67. (1) Il est fait droit à l'appel sur preuve qu'au moment où il en est disposé :

a) la décision attaquée est erronée en droit, en fait ou en droit et en fait;

b) il y a eu manquement à un principe de justice naturelle;

c) sauf dans le cas de l'appel du ministre, il y a -- compte tenu de l'intérêt supérieur de l'enfant directement touché -- des motifs d'ordre humanitaire justifiant, vu les autres circonstances de l'affaire, la prise de mesures spéciales.

(2) La décision attaquée est cassée; y est substituée celle, accompagnée, le cas échéant, d'une mesure de renvoi, qui aurait dû être rendue, ou l'affaire est renvoyée devant l'instance compétente.

[17]            Pour accueillir l'appel et annuler la décision en faisant l'objet, je dois être convaincu que l'article 67 de la LIPR n'a pas été respecté. Le demandeur conteste la constitutionnalité de l'alinéa 117(9)d) du Règlement.

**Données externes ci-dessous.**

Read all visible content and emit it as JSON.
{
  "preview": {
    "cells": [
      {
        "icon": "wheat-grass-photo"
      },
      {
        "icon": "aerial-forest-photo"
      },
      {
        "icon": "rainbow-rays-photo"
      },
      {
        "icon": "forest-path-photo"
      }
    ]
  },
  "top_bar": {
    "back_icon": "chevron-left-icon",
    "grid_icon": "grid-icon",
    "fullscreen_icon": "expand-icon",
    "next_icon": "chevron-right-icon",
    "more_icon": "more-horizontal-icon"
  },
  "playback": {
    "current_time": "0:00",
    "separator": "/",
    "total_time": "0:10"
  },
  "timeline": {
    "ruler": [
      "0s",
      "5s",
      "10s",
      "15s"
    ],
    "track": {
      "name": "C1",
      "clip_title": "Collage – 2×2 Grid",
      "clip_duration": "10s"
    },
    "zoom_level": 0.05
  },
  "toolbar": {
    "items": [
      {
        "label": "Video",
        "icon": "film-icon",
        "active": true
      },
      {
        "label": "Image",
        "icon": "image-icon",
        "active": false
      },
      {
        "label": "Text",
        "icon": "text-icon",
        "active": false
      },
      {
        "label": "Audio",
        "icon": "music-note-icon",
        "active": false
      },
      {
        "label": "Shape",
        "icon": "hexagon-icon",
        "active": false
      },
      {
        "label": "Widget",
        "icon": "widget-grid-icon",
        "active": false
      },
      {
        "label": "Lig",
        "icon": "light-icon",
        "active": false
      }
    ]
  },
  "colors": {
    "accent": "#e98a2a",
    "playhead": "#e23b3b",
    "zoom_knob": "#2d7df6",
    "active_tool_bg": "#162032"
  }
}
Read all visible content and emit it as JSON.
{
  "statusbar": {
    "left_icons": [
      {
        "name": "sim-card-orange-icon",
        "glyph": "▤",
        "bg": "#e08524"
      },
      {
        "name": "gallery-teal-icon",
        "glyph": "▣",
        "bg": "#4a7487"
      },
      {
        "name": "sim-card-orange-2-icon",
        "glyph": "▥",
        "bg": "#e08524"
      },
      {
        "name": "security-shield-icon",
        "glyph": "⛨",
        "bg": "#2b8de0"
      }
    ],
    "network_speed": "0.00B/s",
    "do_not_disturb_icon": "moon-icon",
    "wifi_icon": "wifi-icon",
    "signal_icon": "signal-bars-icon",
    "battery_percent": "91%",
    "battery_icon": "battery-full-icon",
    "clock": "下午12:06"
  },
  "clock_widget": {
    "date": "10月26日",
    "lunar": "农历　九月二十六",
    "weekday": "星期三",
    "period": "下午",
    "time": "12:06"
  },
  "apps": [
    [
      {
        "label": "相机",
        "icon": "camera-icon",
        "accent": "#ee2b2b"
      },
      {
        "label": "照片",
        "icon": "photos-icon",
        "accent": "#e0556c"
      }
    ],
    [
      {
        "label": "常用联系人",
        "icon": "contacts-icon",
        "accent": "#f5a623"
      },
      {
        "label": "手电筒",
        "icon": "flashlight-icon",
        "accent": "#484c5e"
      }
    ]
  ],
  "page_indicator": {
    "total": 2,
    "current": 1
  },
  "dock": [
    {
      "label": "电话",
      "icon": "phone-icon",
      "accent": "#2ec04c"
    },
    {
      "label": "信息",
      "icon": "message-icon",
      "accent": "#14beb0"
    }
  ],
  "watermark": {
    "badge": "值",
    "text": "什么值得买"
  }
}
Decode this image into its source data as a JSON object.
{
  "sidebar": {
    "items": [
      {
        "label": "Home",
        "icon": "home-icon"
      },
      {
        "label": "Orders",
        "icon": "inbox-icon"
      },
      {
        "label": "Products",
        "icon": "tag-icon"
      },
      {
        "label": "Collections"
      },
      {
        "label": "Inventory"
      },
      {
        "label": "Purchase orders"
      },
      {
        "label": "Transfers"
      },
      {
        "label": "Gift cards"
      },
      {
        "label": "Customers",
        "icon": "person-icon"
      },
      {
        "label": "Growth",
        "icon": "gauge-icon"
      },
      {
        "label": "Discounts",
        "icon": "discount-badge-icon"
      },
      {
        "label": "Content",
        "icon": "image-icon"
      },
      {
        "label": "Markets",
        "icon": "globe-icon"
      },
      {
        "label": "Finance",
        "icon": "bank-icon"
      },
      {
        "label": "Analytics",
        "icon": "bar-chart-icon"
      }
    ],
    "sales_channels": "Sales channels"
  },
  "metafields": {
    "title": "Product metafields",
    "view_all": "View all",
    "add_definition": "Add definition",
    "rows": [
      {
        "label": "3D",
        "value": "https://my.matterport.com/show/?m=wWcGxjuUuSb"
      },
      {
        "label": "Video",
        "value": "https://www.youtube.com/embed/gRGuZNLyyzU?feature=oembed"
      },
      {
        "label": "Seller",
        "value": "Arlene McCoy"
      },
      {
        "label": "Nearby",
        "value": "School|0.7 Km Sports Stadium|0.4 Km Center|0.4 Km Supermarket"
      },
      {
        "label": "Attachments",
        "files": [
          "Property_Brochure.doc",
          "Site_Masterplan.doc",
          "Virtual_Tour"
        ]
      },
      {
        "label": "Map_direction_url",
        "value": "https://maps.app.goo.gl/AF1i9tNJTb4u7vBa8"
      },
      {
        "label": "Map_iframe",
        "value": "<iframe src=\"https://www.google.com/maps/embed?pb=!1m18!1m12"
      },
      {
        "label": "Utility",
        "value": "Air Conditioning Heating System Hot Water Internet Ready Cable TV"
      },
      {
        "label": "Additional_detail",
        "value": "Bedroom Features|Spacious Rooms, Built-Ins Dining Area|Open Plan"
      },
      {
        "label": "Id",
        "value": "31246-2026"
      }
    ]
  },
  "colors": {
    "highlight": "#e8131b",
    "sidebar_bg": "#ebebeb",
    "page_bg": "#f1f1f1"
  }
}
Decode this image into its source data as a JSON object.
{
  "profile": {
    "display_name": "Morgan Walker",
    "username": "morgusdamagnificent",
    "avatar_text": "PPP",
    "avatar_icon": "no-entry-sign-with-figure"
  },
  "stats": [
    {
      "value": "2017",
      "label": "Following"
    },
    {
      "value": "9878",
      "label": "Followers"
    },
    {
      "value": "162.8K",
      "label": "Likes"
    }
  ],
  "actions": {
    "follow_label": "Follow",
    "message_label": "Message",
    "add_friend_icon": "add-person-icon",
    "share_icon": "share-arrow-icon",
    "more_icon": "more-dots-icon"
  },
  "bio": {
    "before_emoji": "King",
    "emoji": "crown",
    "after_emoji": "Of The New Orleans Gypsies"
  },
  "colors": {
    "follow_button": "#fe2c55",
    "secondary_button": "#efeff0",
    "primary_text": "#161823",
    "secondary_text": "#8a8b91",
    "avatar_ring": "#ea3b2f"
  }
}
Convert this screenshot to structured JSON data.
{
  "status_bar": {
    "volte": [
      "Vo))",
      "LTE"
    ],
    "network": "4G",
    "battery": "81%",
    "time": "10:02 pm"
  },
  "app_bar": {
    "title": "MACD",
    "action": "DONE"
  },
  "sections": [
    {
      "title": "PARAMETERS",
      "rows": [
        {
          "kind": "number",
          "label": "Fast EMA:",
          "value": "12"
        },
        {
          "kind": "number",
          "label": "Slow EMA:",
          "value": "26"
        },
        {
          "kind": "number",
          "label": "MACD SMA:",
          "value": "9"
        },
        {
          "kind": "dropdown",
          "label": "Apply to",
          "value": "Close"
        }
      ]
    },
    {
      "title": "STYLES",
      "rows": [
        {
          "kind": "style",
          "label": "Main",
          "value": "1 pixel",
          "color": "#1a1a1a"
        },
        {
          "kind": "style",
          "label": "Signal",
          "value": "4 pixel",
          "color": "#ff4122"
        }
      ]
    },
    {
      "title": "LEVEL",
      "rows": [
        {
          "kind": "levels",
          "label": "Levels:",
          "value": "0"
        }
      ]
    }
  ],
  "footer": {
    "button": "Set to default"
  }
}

[18]            Le juge Kelen a statué dans Guzman (précitée), en se fondant sur Jafari c. Canada (Ministre de l'Emploi et de l'Immigration), [1995] 2 C.F. 595, une décision dans laquelle le juge Strayer a écrit qu'il était convaincu que l'alinéa 117(9)d) du Règlement avait pour objet la bonne administration de la législation canadienne en matière d'immigration, qu'il est raisonnable que la législation en matière d'immigration exige qu'un demandeur de résidence permanente divulgue tous les renseignements pertinents.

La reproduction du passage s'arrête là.